After the phenomenal poppy display at the Tower of London, the loss of life during the First World War has taken on greater meaning for those remembering the conflict today.
Filling the moat around the Tower, each poppy symbolises one of 888, 245 Brits who died during the four years. But those clever types at the Office for National Statistics have put together data giving us another way of thinking about the scale of the war's impact – what it meant for our population in the immediate aftermath and for generations afterwards.
Here are four charts that show the effect of both First and Second World Wars on the UK's population.
The data, which is drawn from the country's census, starts by showing our population structure before the war.
In 1911, without the distorting effect of the war, you can see there were way more babies and children, dropping off at a fairly steady pace with relatively few people making it to their centenary.
Fast-forward 10 years to 1921, and the initial impact of WWI can be seen.
Firstly, there is a significant drop in the number of men aged between 20 and 40, compared with women, underscoring the huge number of British servicemen who lost their lives between 1914 and 1918.
The second thing to note is the impact it is having on the next generation – a drop, followed by a spike, showing the rise in the number of post-war babies being born.
Thirty years later, the country was recovering from yet another war.

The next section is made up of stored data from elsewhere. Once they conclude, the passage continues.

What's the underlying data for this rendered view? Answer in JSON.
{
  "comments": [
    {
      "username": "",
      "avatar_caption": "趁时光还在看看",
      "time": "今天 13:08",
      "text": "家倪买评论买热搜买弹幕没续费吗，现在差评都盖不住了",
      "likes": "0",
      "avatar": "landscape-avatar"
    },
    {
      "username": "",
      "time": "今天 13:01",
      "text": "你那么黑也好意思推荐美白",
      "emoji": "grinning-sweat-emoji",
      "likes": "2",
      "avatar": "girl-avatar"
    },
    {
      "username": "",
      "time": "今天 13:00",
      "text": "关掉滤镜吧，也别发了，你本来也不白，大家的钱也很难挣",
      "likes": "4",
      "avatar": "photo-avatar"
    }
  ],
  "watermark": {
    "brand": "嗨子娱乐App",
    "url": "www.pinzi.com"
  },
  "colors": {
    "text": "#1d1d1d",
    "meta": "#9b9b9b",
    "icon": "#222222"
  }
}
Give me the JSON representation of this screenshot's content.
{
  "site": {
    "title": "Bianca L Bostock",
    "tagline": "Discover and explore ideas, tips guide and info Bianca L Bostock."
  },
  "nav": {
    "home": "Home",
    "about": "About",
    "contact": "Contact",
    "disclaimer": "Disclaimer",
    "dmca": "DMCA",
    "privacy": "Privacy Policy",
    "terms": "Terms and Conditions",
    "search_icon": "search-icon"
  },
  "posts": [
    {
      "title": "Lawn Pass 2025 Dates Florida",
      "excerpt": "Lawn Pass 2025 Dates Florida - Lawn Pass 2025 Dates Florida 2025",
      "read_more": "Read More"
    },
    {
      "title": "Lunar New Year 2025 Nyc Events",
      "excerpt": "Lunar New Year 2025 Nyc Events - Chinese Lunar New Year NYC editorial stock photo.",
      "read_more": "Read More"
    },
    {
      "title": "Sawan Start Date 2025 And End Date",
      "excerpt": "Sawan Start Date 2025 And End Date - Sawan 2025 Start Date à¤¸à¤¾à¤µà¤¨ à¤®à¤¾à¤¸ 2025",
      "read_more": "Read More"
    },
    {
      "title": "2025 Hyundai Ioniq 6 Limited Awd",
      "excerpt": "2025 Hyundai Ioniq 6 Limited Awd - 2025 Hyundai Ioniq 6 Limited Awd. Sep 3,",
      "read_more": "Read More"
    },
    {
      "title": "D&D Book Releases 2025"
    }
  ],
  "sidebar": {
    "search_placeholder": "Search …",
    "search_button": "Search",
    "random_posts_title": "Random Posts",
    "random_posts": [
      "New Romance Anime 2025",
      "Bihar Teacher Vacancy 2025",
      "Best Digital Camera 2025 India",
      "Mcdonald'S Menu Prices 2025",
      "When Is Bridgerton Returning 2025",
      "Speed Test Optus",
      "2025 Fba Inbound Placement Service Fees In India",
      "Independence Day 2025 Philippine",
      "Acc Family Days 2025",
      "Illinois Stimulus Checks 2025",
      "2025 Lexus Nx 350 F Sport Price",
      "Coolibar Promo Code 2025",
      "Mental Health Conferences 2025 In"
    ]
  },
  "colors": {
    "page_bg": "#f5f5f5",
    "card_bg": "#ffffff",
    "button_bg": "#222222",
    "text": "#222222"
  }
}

Where the structure of the population was previously a steady decline from cradle to grave, by 1951 there are spikes for two baby booms (the population aged three-to-four coming just after WWII, the population aged 30-31 coming just after WWI) and two wars (a huge dip in those aged 32-36, a smaller drop off in the number of 20-somethings).
Our most recent census was taken three years ago, and now we can see the impact WWI had largely slipping away.
By 2011, the babyboomers are now those aged 63-64 – still one of the largest population groups. Interestingly, though the ONS hasn't referenced it, there is another drop in numbers for those in their mid-30s, and a general decline in the numbers thereafter, which may well coincide with the proliferation of the contraceptive pill after it was legalised in 1961.